Origami

## Foldable maps (in construction)

• studying why and how flat maps distort features of a spherical surface
• origami, Japanese word for the now international art of folding recognizable or abstract figures in plain paper
• creating a pseudoglobe in the shape of a polyhedron

#### Fujimoto's Cube

Perhaps the most elegant origami cube, the model created by the great folder and researcher Shuji Fujimoto requires a single square sheet of paper. You can print and fold a sheet creating a nice cubical world "globe". Cut the big square and follow the small crease pattern included (it is inside the square but will not appear in the final model) showing valley and mountain folds.
Experienced folders should have no difficulty folding the cube using the crease pattern alone, but detailed diagrams can be found in at least two books (I doubt I can draw better ones), [KT87] and [Ja90], pages 38-39. Thoki Yenn includes diagrams at his site, in the context of the famous Delian problem. As soon as I get the time, I plan drawing a map pattern for Kazuo Haga's octahedron, also diagrammed in Origami for the Connoisseur.

#### Montroll's Cube

 Preprinted pattern for Montroll's cube
More recently, John Montroll devised several origami polyhedra folded from a single sheet.
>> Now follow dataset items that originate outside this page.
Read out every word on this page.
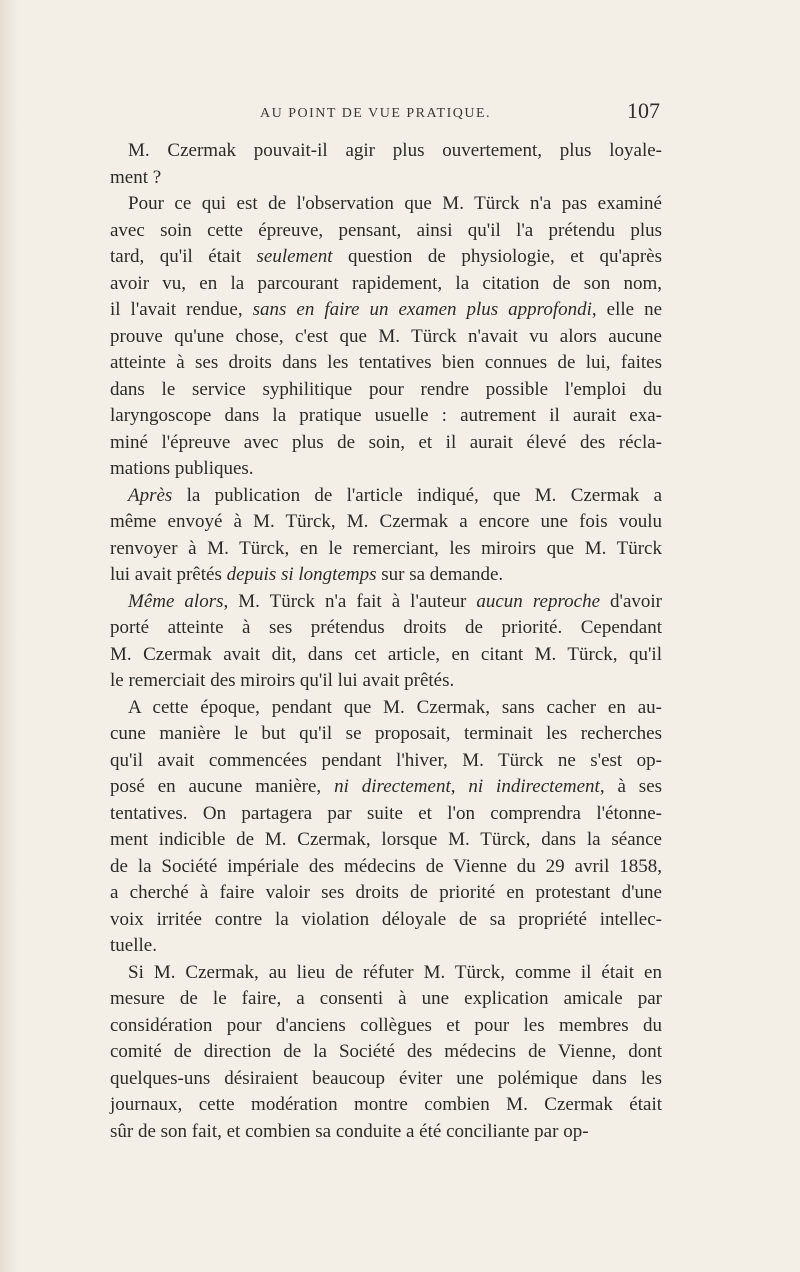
AU POINT DE VUE PRATIQUE.	107
M. Czermak pouvait-il agir plus ouvertement, plus loyale-
ment ?
Pour ce qui est de l'observation que M. Türck n'a pas examiné
avec soin cette épreuve, pensant, ainsi qu'il l'a prétendu plus
tard, qu'il était seulement question de physiologie, et qu'après
avoir vu, en la parcourant rapidement, la citation de son nom,
il l'avait rendue, sans en faire un examen plus approfondi, elle ne
prouve qu'une chose, c'est que M. Türck n'avait vu alors aucune
atteinte à ses droits dans les tentatives bien connues de lui, faites
dans le service syphilitique pour rendre possible l'emploi du
laryngoscope dans la pratique usuelle : autrement il aurait exa-
miné l'épreuve avec plus de soin, et il aurait élevé des récla-
mations publiques.
Après la publication de l'article indiqué, que M. Czermak a
même envoyé à M. Türck, M. Czermak a encore une fois voulu
renvoyer à M. Türck, en le remerciant, les miroirs que M. Türck
lui avait prêtés depuis si longtemps sur sa demande.
Même alors, M. Türck n'a fait à l'auteur aucun reproche d'avoir
porté atteinte à ses prétendus droits de priorité. Cependant
M. Czermak avait dit, dans cet article, en citant M. Türck, qu'il
le remerciait des miroirs qu'il lui avait prêtés.
A cette époque, pendant que M. Czermak, sans cacher en au-
cune manière le but qu'il se proposait, terminait les recherches
qu'il avait commencées pendant l'hiver, M. Türck ne s'est op-
posé en aucune manière, ni directement, ni indirectement, à ses
tentatives. On partagera par suite et l'on comprendra l'étonne-
ment indicible de M. Czermak, lorsque M. Türck, dans la séance
de la Société impériale des médecins de Vienne du 29 avril 1858,
a cherché à faire valoir ses droits de priorité en protestant d'une
voix irritée contre la violation déloyale de sa propriété intellec-
tuelle.
Si M. Czermak, au lieu de réfuter M. Türck, comme il était en
mesure de le faire, a consenti à une explication amicale par
considération pour d'anciens collègues et pour les membres du
comité de direction de la Société des médecins de Vienne, dont
quelques-uns désiraient beaucoup éviter une polémique dans les
journaux, cette modération montre combien M. Czermak était
sûr de son fait, et combien sa conduite a été conciliante par op-
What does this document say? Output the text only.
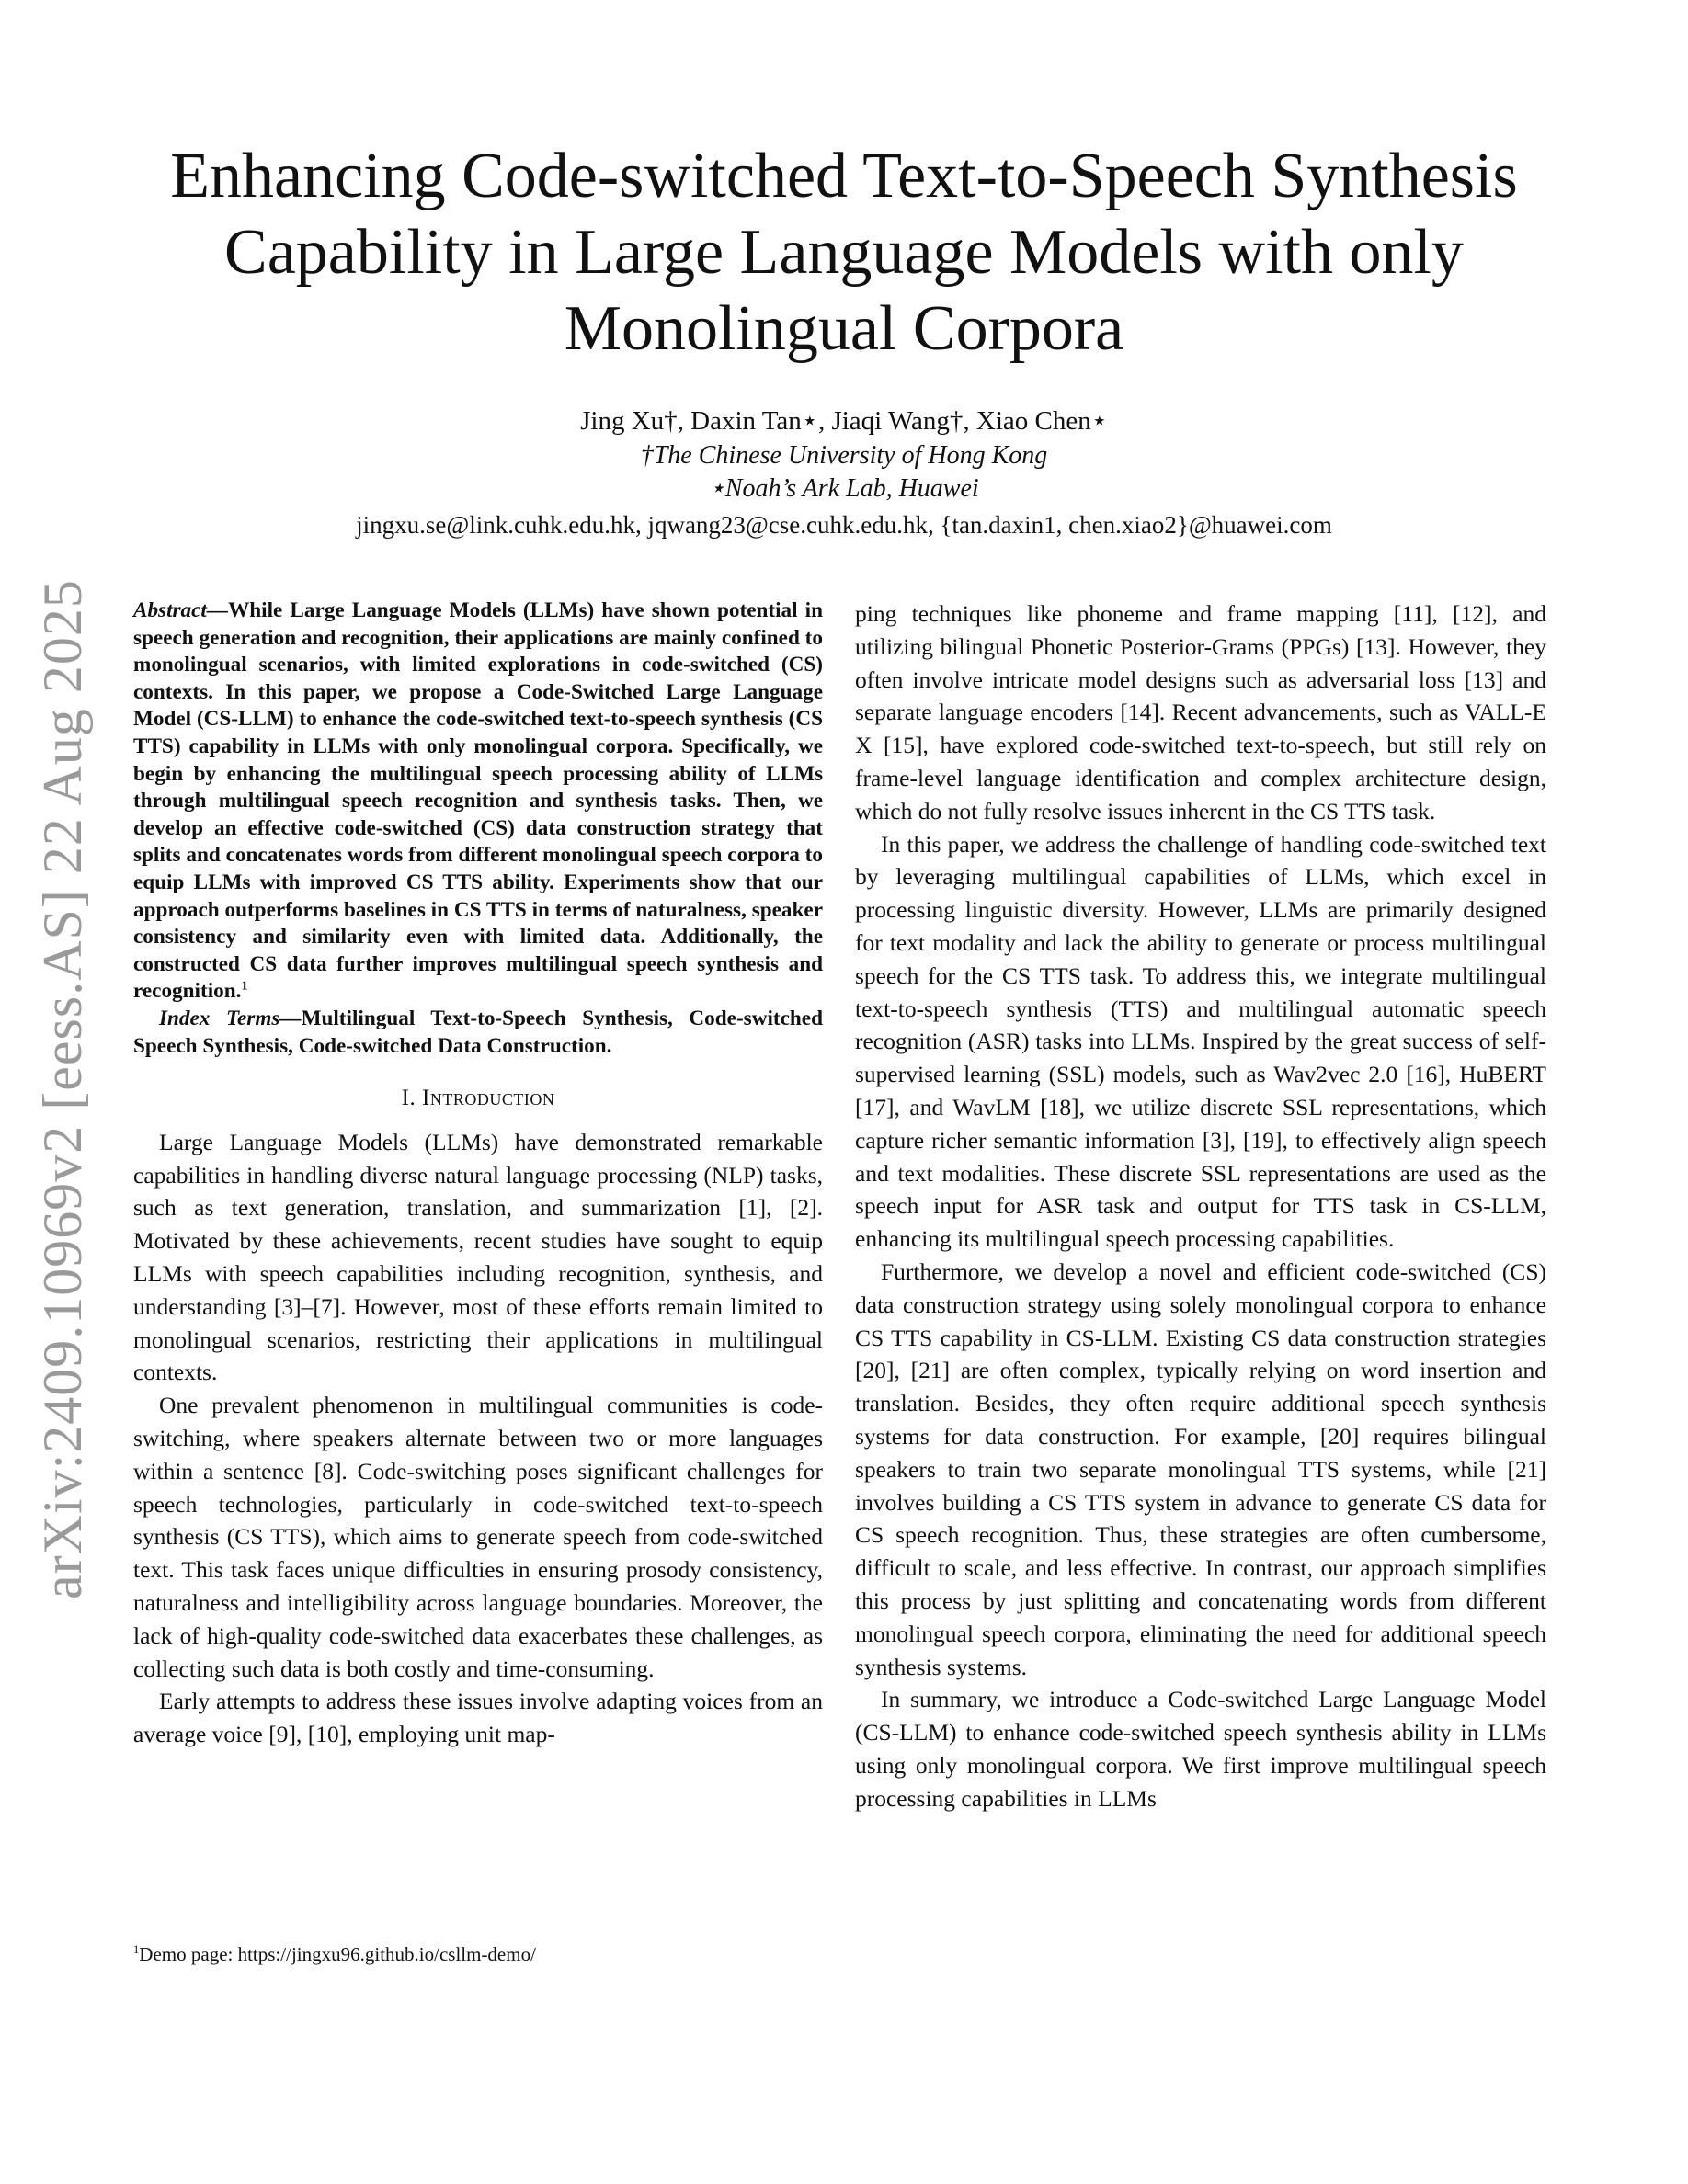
arXiv:2409.10969v2 [eess.AS] 22 Aug 2025
Enhancing Code-switched Text-to-Speech Synthesis Capability in Large Language Models with only Monolingual Corpora
Jing Xu†, Daxin Tan⋆, Jiaqi Wang†, Xiao Chen⋆
†The Chinese University of Hong Kong
⋆Noah’s Ark Lab, Huawei
jingxu.se@link.cuhk.edu.hk, jqwang23@cse.cuhk.edu.hk, {tan.daxin1, chen.xiao2}@huawei.com

Abstract—While Large Language Models (LLMs) have shown potential in speech generation and recognition, their applications are mainly confined to monolingual scenarios, with limited explorations in code-switched (CS) contexts. In this paper, we propose a Code-Switched Large Language Model (CS-LLM) to enhance the code-switched text-to-speech synthesis (CS TTS) capability in LLMs with only monolingual corpora. Specifically, we begin by enhancing the multilingual speech processing ability of LLMs through multilingual speech recognition and synthesis tasks. Then, we develop an effective code-switched (CS) data construction strategy that splits and concatenates words from different monolingual speech corpora to equip LLMs with improved CS TTS ability. Experiments show that our approach outperforms baselines in CS TTS in terms of naturalness, speaker consistency and similarity even with limited data. Additionally, the constructed CS data further improves multilingual speech synthesis and recognition.$^1$

Index Terms—Multilingual Text-to-Speech Synthesis, Code-switched Speech Synthesis, Code-switched Data Construction.

I. Introduction

Large Language Models (LLMs) have demonstrated remarkable capabilities in handling diverse natural language processing (NLP) tasks, such as text generation, translation, and summarization [1], [2]. Motivated by these achievements, recent studies have sought to equip LLMs with speech capabilities including recognition, synthesis, and understanding [3]–[7]. However, most of these efforts remain limited to monolingual scenarios, restricting their applications in multilingual contexts.

One prevalent phenomenon in multilingual communities is code-switching, where speakers alternate between two or more languages within a sentence [8]. Code-switching poses significant challenges for speech technologies, particularly in code-switched text-to-speech synthesis (CS TTS), which aims to generate speech from code-switched text. This task faces unique difficulties in ensuring prosody consistency, naturalness and intelligibility across language boundaries. Moreover, the lack of high-quality code-switched data exacerbates these challenges, as collecting such data is both costly and time-consuming.

Early attempts to address these issues involve adapting voices from an average voice [9], [10], employing unit map-

ping techniques like phoneme and frame mapping [11], [12], and utilizing bilingual Phonetic Posterior-Grams (PPGs) [13]. However, they often involve intricate model designs such as adversarial loss [13] and separate language encoders [14]. Recent advancements, such as VALL-E X [15], have explored code-switched text-to-speech, but still rely on frame-level language identification and complex architecture design, which do not fully resolve issues inherent in the CS TTS task.

In this paper, we address the challenge of handling code-switched text by leveraging multilingual capabilities of LLMs, which excel in processing linguistic diversity. However, LLMs are primarily designed for text modality and lack the ability to generate or process multilingual speech for the CS TTS task. To address this, we integrate multilingual text-to-speech synthesis (TTS) and multilingual automatic speech recognition (ASR) tasks into LLMs. Inspired by the great success of self-supervised learning (SSL) models, such as Wav2vec 2.0 [16], HuBERT [17], and WavLM [18], we utilize discrete SSL representations, which capture richer semantic information [3], [19], to effectively align speech and text modalities. These discrete SSL representations are used as the speech input for ASR task and output for TTS task in CS-LLM, enhancing its multilingual speech processing capabilities.

Furthermore, we develop a novel and efficient code-switched (CS) data construction strategy using solely monolingual corpora to enhance CS TTS capability in CS-LLM. Existing CS data construction strategies [20], [21] are often complex, typically relying on word insertion and translation. Besides, they often require additional speech synthesis systems for data construction. For example, [20] requires bilingual speakers to train two separate monolingual TTS systems, while [21] involves building a CS TTS system in advance to generate CS data for CS speech recognition. Thus, these strategies are often cumbersome, difficult to scale, and less effective. In contrast, our approach simplifies this process by just splitting and concatenating words from different monolingual speech corpora, eliminating the need for additional speech synthesis systems.

In summary, we introduce a Code-switched Large Language Model (CS-LLM) to enhance code-switched speech synthesis ability in LLMs using only monolingual corpora. We first improve multilingual speech processing capabilities in LLMs

$^1$Demo page: https://jingxu96.github.io/csllm-demo/
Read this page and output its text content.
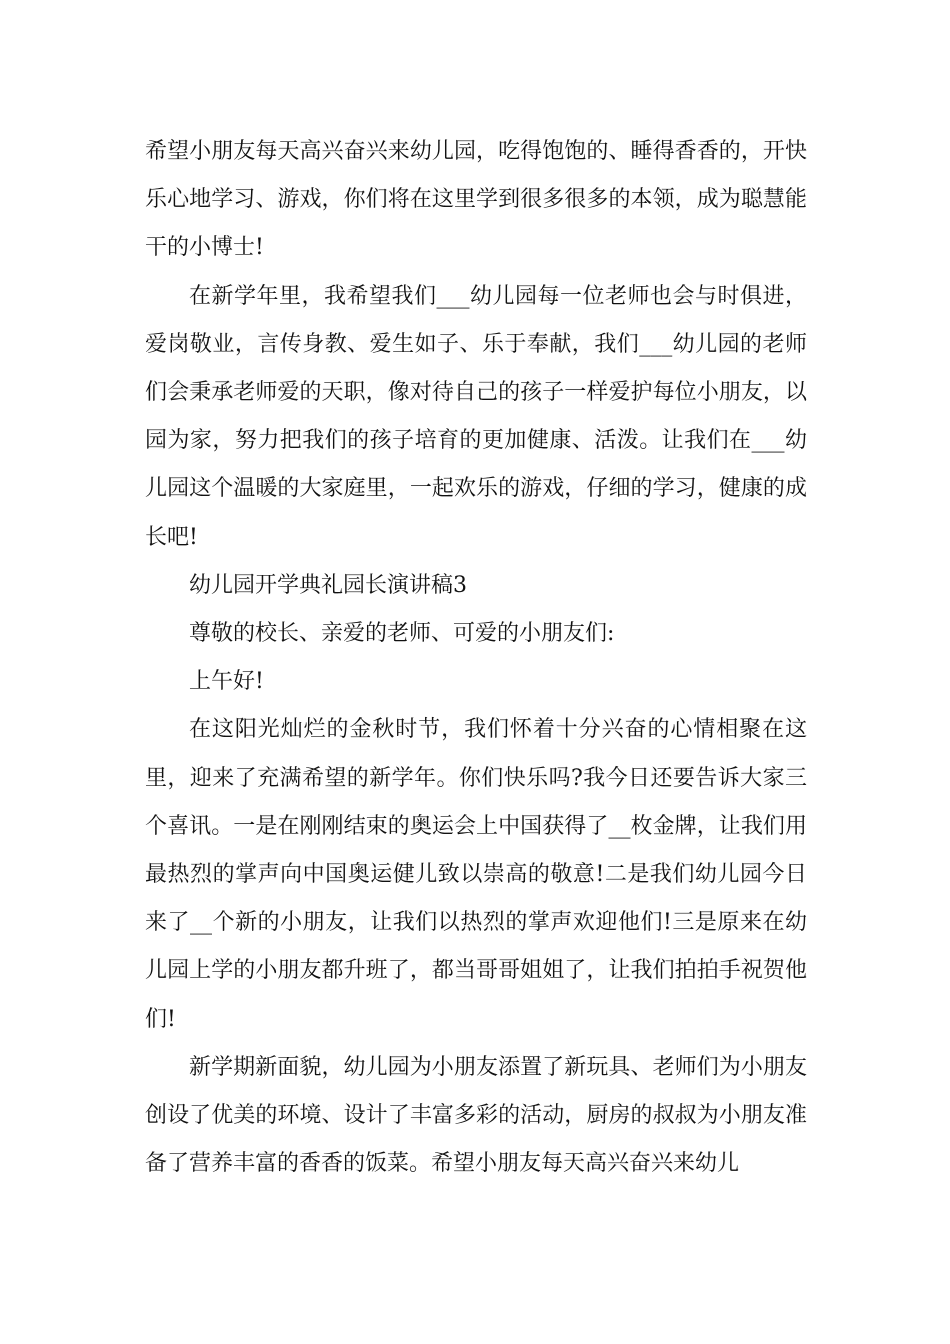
希望小朋友每天高兴奋兴来幼儿园，吃得饱饱的、睡得香香的，开快乐心地学习、游戏，你们将在这里学到很多很多的本领，成为聪慧能干的小博士!

在新学年里，我希望我们___幼儿园每一位老师也会与时俱进，爱岗敬业，言传身教、爱生如子、乐于奉献，我们___幼儿园的老师们会秉承老师爱的天职，像对待自己的孩子一样爱护每位小朋友，以园为家，努力把我们的孩子培育的更加健康、活泼。让我们在___幼儿园这个温暖的大家庭里，一起欢乐的游戏，仔细的学习，健康的成长吧!

幼儿园开学典礼园长演讲稿3

尊敬的校长、亲爱的老师、可爱的小朋友们:

上午好!

在这阳光灿烂的金秋时节，我们怀着十分兴奋的心情相聚在这里，迎来了充满希望的新学年。你们快乐吗?我今日还要告诉大家三个喜讯。一是在刚刚结束的奥运会上中国获得了__枚金牌，让我们用最热烈的掌声向中国奥运健儿致以崇高的敬意!二是我们幼儿园今日来了__个新的小朋友，让我们以热烈的掌声欢迎他们!三是原来在幼儿园上学的小朋友都升班了，都当哥哥姐姐了，让我们拍拍手祝贺他们!

新学期新面貌，幼儿园为小朋友添置了新玩具、老师们为小朋友创设了优美的环境、设计了丰富多彩的活动，厨房的叔叔为小朋友准备了营养丰富的香香的饭菜。希望小朋友每天高兴奋兴来幼儿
His cube ([Mon02], pages 14-15) is particularly elegant: all faces comprise a single uncreased piece. Warning: this is a larger file (560 KB); before printing, make sure it fits your paper.

#### Haga-Kasahara Cube

A cube superficially similar to Montroll's was previously invented independently by Haga and Kunihiko Kasahara. It can be folded from the same printed pattern for Montroll's, using diagrams in [KT87], pages 58-59, mirrored left-to-right.
 Crease patterns for Haga-Kasahara (left) and Montroll (right) cubes: pale blue marks the external faces. Edge "A" should be on the top at step 4 of [KT87] (all steps should be mirrored left-to right); edge "B" should be on the top at step 5 of [Mon02].

### Miura-ori

Another interesting marriage of paperfolding and cartography (or at least practical map usage) is presented by the Miura-ori technique (named after its pioneer Koryo Miura): folding a large sheet in a way which allows instant opening by just pulling apart two corners. Collapsing the map back is equally fast and easy. A similar method ensures deployment of solar panels in spacecraft.

Almost identical diagrams for a Miura-ori sample are included in [ORU5], pages 34-37 and [Kan97], pages 236-238.